La fraude sur documents financiers
Le troisième type de fraude, la fraude sur les documents financiers, est en revanche à la fois beaucoup moins fréquente, mais aussi beaucoup plus dommageable aux entreprises. À peu près 80 % des pertes dues aux fraudes dans le monde le sont par fraudes sur les documents financiers. Les entreprises étrangères, du fait d’une distance géographique et culturelle, sont très souvent victimes de ce type de fraude. Dans la plupart des cas, le General manager, ou le directeur financier au-dessus de tout soupçon, souvent en collusion avec l’auditeur, va vider les comptes de la société, quelquefois s’approprier les actifs corporels ou incorporels, et toujours, ou presque, sans sortir parfaitement indemne.

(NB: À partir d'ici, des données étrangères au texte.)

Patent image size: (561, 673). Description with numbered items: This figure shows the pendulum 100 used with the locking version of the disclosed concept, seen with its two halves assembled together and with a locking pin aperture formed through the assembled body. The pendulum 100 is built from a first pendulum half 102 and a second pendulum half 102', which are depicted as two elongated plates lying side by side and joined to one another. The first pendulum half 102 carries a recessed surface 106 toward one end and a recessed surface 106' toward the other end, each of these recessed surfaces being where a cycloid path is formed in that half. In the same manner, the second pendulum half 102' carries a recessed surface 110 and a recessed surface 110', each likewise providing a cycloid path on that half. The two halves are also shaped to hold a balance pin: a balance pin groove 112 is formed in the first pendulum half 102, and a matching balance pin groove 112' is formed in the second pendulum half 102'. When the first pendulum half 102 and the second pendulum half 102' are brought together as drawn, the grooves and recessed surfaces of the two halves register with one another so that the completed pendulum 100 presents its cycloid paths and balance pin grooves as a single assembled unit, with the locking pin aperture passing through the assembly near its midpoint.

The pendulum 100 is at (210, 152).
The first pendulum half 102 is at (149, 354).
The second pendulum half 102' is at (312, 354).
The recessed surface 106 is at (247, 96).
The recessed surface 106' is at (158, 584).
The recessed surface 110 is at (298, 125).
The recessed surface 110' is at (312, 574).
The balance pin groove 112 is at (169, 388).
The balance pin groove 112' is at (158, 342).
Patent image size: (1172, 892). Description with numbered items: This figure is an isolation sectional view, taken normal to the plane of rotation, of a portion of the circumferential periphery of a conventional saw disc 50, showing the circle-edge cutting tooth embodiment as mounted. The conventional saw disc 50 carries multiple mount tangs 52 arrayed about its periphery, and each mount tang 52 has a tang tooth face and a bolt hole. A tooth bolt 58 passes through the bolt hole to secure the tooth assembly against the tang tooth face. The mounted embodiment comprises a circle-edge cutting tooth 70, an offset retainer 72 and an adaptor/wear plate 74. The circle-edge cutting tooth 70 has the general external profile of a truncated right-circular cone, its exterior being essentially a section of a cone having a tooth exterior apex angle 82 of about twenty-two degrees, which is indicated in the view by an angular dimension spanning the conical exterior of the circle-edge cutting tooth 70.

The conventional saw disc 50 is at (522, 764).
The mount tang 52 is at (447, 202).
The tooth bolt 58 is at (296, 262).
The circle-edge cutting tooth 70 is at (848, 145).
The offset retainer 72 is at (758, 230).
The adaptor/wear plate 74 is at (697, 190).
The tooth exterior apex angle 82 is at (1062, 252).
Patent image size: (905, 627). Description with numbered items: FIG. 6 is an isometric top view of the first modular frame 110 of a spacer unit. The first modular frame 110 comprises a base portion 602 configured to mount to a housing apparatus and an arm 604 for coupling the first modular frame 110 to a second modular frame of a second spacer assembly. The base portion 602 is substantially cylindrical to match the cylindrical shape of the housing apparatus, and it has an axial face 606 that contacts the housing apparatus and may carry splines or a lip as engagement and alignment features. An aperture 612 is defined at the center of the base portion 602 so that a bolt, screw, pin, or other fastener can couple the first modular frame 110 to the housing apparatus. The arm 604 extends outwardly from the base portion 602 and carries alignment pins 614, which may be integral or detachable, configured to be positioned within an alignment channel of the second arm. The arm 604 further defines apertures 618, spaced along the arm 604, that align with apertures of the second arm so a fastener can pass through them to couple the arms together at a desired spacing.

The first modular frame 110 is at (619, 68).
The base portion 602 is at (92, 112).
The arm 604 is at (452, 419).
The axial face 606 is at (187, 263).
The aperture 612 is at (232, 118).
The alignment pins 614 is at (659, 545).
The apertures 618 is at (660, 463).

La priorité est donc de conserver un contrôle permanent sur vos activités.
D’une manière générale, en Chine ou ailleurs, une situation qui n’est pas contrôlée est une situation qui va dégénérer. En Chine, dans le cas des entreprises étrangères en particulier, une situation non contrôlée est une situation qui finit en désastre. Il y a un mélange de manque de compréhension de la situation locale, de manque certain de respect pour la culture chinoise, et un défaut d’appréciation de la vulnérabilité d’une entreprise étrangère face à une entreprise chinoise devant une Cour de justice, toutes ces défaillances conduisant les situations dégénératives vers des catastrophes.
Dans aucun cas, il ne faut laisser un investissement en Chine sans une surveillance totale et permanente. S’il est possible, effectivement, de prendre avantage du gigantisme du marché chinois, il n’en est pas moins de la plus extrême importance de ne jamais négliger le fait que la Chine est une économie en transition.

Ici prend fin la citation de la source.